La bóveda, con sus posibles aberturas, quedó olvidada. Toda consideración de cautela y silencio quedó a un lado mientras el hombre-mono echaba hacia atrás su potente puño y asestaba un terrible golpe a los barrotes y al armazón que les sujetaba al suelo del aposento.
Al instante Tarzán se zambulló de cabeza por la abertura, llevándose consigo las colgaduras de piel de antílope al suelo. Se puso en pie de un salto y desgarró la piel que se le había enredado en la cabeza y se encontró en la más absoluta oscuridad y silencio. Llamó en voz alta un nombre que hacía muchos meses sus labios no pronunciaban:
—Jane, Jane —gritó—, ¿dónde estás?
Pero sólo obtuvo silencio como respuesta.
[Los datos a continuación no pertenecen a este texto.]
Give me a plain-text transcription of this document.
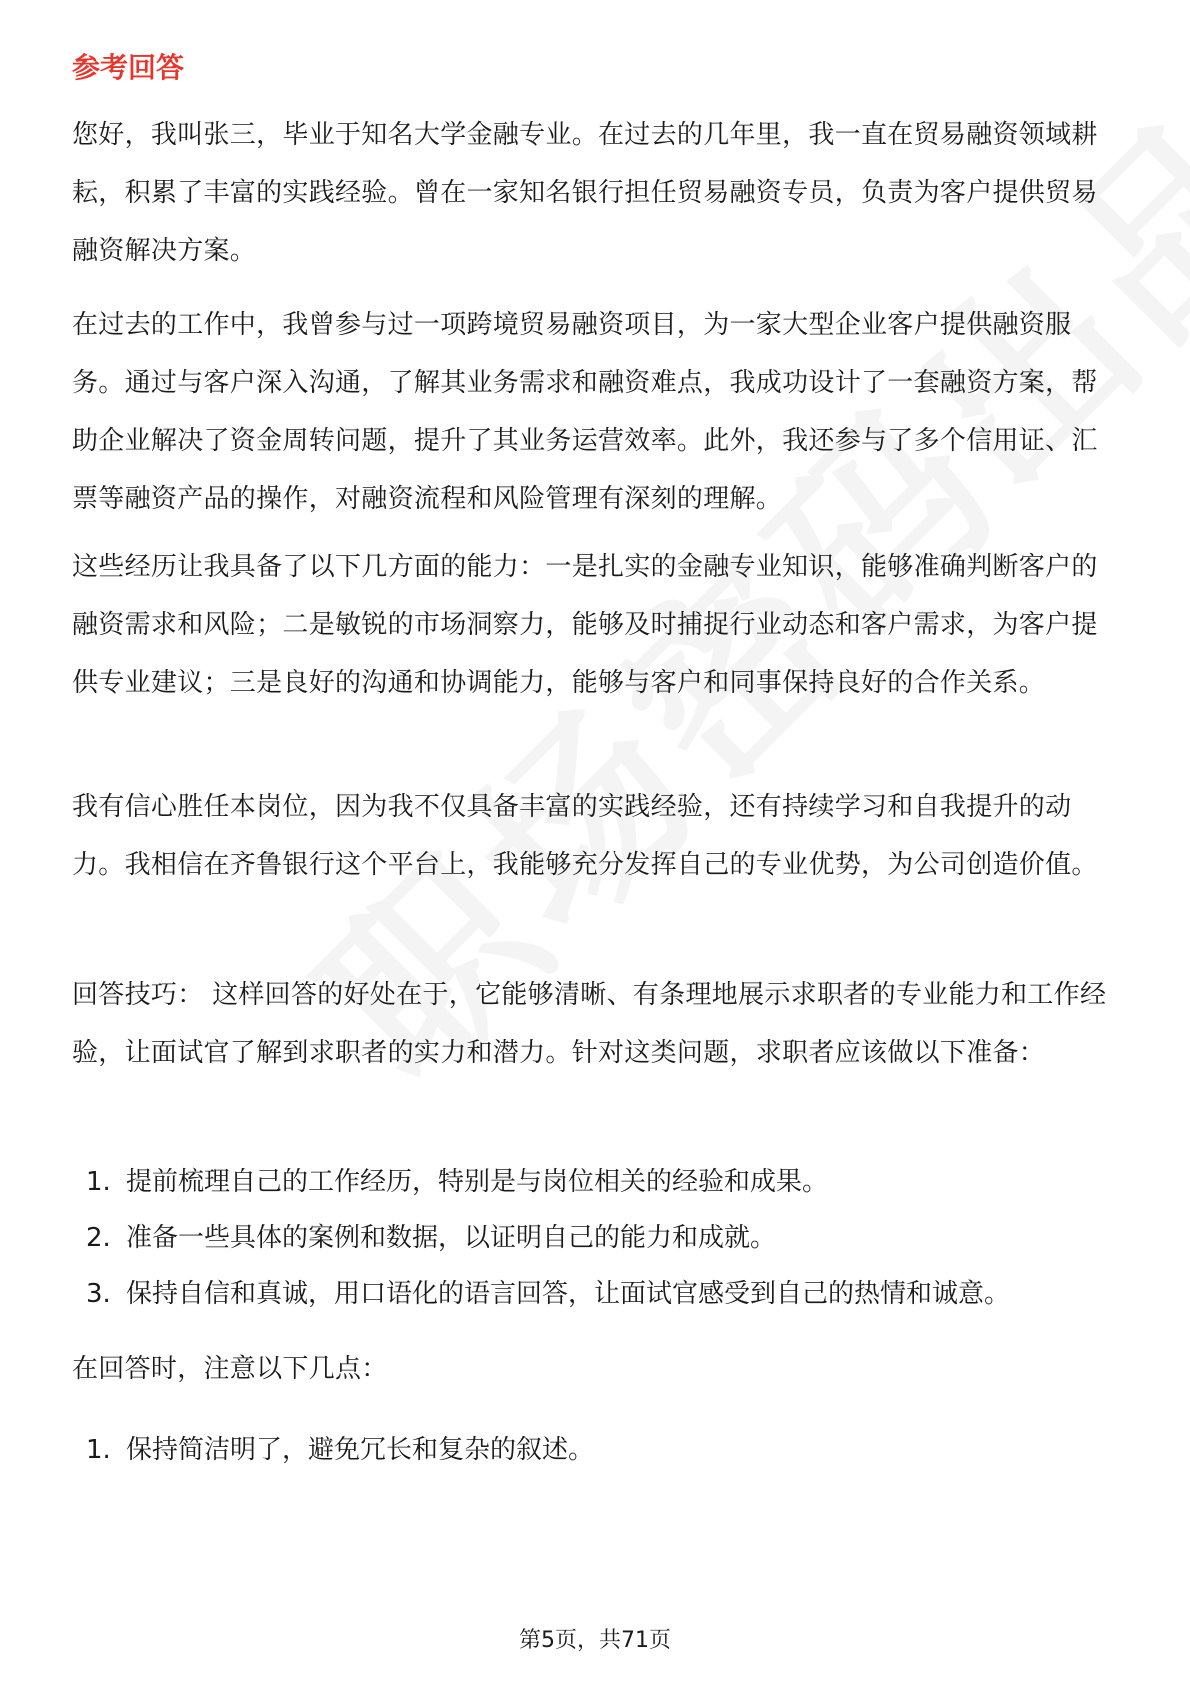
参考回答

您好，我叫张三，毕业于知名大学金融专业。在过去的几年里，我一直在贸易融资领域耕耘，积累了丰富的实践经验。曾在一家知名银行担任贸易融资专员，负责为客户提供贸易融资解决方案。

在过去的工作中，我曾参与过一项跨境贸易融资项目，为一家大型企业客户提供融资服务。通过与客户深入沟通，了解其业务需求和融资难点，我成功设计了一套融资方案，帮助企业解决了资金周转问题，提升了其业务运营效率。此外，我还参与了多个信用证、汇票等融资产品的操作，对融资流程和风险管理有深刻的理解。

这些经历让我具备了以下几方面的能力：一是扎实的金融专业知识，能够准确判断客户的融资需求和风险；二是敏锐的市场洞察力，能够及时捕捉行业动态和客户需求，为客户提供专业建议；三是良好的沟通和协调能力，能够与客户和同事保持良好的合作关系。

我有信心胜任本岗位，因为我不仅具备丰富的实践经验，还有持续学习和自我提升的动力。我相信在齐鲁银行这个平台上，我能够充分发挥自己的专业优势，为公司创造价值。

回答技巧： 这样回答的好处在于，它能够清晰、有条理地展示求职者的专业能力和工作经验，让面试官了解到求职者的实力和潜力。针对这类问题，求职者应该做以下准备：

1. 提前梳理自己的工作经历，特别是与岗位相关的经验和成果。
2. 准备一些具体的案例和数据，以证明自己的能力和成就。
3. 保持自信和真诚，用口语化的语言回答，让面试官感受到自己的热情和诚意。

在回答时，注意以下几点：

1. 保持简洁明了，避免冗长和复杂的叙述。
第5页，共71页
Llamó una y otra vez, avanzando a tientas con las manos extendidas en la negrura de la habitación, asaltado su olfato y atormentado su cerebro por los delicados efluvios que al principio le habían convencido de que su compañera había estado en aquella misma habitación. Había oído su dulce voz combatiendo las exigencias del vil sacerdote. ¡Ah, si hubiera actuado con mayor precaución! Si hubiera seguido moviéndose en silencio y con cautela, en ese momento podría estar abrazándola mientras el cuerpo de Lu-don, bajo sus pies, hablaba elocuentemente de venganza consumada. Pero no había tiempo para lamentaciones.
Avanzó a tropezones, buscando a tientas no sabía qué, hasta que de pronto el suelo bajo sus pies se inclinó y él cayó a una oscuridad aún más completa que la de arriba. Notó que su cuerpo golpeaba una superficie lisa y se dio cuenta de que se estaba deslizando por una especie de rampa pulida, mientras desde arriba le llegaba el tono burlón de una risa y la voz de Lu-don gritando detrás de él:
—¡Vuelve con tu padre, oh Dor-ul-Otho!
El hombre-mono se paró de pronto y cayó dolorosamente al suelo rocoso. Ante él había una ventana ovalada cruzada por muchos barrotes, y detrás vio la luz de la luna jugueteando sobre las aguas del lago azul. Al mismo tiempo percibió en el aire un olor que le resultó familiar, en aquella cámara que un rápido vistazo en la semioscuridad reveló de un tamaño considerable.
El olor débil pero inconfundible era del
gryf
, y Tarzán se quedó de pie en silencio, escuchando. Al principio no percibió más sonidos que los de la ciudad que le llegaban por la ventana que daba al lago: pero después, débilmente, como desde lejos, oyó el arrastrar de unas patas almohadilladas por un pavimento de piedra, y aguzando el oído se dio cuenta de que aquel sonido se acercaba.